In 2019, international education’s direct financial contribution to New Zealand’s GDP was $3.7 billion using the Computable General Equilibrium (CGE) methodology. The CGE methodology applied by EY to determine the contribution was supported by the Ministry of Business, Innovation and Employment and Ministry of Education and is more rigorous than previous analyses.

Having established the direct financial contribution, EY explored the extent of the indirect longer-term contribution to New Zealand’s GDP from the small proportion of international students that remain in New Zealand after completion of their studies.

EY found that international students living and working in New Zealand in 2019 and 2022 contributed economic, social, cultural, and international benefits. Using Stats NZ Integrated Data Infrastructure (IDI) and CGE modelling, EY found that these students contributed in the order of $6 billion in the form of labour supply and productivity to New Zealand’s GDP in both 2019 and 2022.

Determining this contribution involved estimating the GDP output and wage impacts associated with New Zealand educated international students who remained in New Zealand and transitioned into the domestic workforce in the 10 years leading up to each year.

They also found that the pandemic significantly, and unsurprisingly, reduced the direct financial contribution to an estimated $0.8 billion in 2020. Truly tough times.

From my perspective the report is an important and long-awaited development.
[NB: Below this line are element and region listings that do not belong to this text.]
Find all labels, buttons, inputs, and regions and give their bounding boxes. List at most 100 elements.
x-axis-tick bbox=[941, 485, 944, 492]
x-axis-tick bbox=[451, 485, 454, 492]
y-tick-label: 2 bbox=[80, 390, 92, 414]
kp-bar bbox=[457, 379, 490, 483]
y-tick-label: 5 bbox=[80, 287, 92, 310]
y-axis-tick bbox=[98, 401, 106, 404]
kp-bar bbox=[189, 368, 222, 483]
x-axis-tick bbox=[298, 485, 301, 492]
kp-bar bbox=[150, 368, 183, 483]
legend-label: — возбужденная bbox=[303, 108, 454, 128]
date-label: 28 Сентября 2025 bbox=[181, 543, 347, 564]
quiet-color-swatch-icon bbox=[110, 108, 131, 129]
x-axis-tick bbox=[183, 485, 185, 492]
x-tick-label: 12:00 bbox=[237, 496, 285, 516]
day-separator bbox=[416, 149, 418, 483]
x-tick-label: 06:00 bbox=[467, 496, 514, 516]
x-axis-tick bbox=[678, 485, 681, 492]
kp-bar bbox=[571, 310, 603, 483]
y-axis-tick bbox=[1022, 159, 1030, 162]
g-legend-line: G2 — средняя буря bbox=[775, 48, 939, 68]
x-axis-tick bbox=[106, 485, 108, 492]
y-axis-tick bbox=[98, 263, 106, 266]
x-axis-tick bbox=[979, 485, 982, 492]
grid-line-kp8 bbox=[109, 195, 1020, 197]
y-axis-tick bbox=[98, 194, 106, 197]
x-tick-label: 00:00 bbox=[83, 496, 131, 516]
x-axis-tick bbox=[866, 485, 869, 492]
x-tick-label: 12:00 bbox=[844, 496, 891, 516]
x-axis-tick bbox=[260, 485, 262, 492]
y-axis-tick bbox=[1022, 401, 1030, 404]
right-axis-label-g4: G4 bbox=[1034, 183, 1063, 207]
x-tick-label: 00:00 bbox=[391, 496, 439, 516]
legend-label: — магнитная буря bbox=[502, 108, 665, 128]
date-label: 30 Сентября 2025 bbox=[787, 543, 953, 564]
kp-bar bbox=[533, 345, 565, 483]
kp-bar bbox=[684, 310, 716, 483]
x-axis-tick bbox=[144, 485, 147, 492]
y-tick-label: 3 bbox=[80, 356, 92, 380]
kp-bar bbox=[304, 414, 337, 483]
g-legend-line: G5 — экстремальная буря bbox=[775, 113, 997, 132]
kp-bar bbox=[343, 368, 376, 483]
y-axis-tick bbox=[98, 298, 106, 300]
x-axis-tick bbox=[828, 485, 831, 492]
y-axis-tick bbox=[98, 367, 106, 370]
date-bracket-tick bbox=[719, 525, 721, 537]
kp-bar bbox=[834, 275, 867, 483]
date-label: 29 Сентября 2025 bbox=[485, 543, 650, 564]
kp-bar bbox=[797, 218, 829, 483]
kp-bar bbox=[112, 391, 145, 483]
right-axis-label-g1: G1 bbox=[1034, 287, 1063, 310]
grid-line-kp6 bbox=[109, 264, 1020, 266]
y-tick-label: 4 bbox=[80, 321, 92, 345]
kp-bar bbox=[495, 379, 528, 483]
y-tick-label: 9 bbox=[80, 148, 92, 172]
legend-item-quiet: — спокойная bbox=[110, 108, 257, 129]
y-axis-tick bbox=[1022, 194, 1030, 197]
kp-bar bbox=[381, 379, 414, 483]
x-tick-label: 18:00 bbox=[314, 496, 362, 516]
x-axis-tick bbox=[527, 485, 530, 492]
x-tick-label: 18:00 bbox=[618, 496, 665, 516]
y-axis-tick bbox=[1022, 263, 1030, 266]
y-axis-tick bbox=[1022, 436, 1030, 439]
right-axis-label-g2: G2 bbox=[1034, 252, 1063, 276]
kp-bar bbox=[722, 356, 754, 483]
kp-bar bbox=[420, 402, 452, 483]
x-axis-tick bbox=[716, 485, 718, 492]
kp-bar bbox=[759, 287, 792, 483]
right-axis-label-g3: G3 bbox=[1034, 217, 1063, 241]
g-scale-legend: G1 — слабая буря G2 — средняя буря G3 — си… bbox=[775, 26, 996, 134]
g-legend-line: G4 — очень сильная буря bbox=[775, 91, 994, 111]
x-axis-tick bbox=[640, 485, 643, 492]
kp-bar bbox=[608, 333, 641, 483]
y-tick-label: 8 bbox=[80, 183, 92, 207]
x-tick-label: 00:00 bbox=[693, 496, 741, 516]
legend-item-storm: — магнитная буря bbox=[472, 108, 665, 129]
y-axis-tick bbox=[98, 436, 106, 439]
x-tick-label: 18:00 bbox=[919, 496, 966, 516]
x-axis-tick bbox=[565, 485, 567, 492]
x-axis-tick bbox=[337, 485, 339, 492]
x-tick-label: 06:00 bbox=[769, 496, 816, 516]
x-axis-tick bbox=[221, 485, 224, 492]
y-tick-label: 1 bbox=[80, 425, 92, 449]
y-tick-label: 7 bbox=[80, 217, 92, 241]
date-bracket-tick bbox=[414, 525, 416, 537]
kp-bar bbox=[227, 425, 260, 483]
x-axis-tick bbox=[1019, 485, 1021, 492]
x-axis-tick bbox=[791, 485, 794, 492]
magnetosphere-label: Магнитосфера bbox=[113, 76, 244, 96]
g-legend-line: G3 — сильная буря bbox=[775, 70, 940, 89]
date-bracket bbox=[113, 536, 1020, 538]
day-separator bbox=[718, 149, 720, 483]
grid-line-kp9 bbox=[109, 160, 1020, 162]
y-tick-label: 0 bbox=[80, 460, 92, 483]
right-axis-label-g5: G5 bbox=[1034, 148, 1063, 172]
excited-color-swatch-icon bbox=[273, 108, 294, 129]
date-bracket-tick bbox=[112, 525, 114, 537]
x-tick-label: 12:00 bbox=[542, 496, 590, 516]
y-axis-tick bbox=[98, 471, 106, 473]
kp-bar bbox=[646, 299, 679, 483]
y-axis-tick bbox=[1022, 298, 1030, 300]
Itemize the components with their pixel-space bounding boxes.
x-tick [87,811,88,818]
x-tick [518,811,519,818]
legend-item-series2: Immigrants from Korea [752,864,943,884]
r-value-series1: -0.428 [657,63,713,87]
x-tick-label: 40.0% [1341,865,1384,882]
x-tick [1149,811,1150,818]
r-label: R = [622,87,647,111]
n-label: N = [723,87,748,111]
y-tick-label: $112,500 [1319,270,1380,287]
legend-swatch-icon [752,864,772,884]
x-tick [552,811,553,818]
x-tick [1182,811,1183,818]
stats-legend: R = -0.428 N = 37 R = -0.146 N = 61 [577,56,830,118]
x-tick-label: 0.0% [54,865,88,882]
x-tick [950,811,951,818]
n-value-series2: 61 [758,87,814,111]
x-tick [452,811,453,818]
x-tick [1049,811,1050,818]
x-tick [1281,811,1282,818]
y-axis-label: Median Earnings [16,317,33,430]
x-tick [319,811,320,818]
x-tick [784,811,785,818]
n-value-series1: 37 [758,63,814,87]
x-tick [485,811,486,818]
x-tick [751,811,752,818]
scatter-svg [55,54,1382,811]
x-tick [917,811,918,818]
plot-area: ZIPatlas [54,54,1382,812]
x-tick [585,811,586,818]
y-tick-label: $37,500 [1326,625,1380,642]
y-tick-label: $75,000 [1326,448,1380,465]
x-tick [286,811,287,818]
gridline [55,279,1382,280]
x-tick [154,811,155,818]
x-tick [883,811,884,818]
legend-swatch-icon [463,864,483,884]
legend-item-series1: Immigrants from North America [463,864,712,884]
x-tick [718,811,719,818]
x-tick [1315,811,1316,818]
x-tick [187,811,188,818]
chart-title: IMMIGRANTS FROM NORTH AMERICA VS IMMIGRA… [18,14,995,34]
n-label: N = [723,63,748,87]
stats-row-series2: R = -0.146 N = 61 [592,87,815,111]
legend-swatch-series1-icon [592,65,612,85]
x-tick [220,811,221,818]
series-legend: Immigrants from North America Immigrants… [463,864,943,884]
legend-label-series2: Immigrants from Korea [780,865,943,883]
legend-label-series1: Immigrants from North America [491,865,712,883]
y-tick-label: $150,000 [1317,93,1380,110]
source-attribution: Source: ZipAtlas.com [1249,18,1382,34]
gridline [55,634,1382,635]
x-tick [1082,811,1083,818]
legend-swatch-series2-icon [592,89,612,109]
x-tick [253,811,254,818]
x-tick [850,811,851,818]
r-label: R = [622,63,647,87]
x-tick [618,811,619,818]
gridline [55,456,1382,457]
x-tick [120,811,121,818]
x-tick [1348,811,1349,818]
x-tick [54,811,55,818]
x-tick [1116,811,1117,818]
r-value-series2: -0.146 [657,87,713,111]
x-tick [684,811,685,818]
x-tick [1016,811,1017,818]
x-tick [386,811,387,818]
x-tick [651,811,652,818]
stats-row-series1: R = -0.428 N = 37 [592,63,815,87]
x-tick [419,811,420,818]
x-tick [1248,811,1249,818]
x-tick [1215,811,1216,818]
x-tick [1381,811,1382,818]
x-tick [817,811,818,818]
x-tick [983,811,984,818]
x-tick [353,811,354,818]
Using the most up to date valuation methodology it confirms the contribution the sector has made in the past, the contribution it makes beyond economic value, and tells us that it is possible to become a vibrant, sustainable and resilient sector in the future.

I urge you to download the full report, read it thoroughly and make use of its conclusions within your community.

सहनांशक्तिको वहुशक्ति्तिः

The power of many is greater than the power of one who stands alone.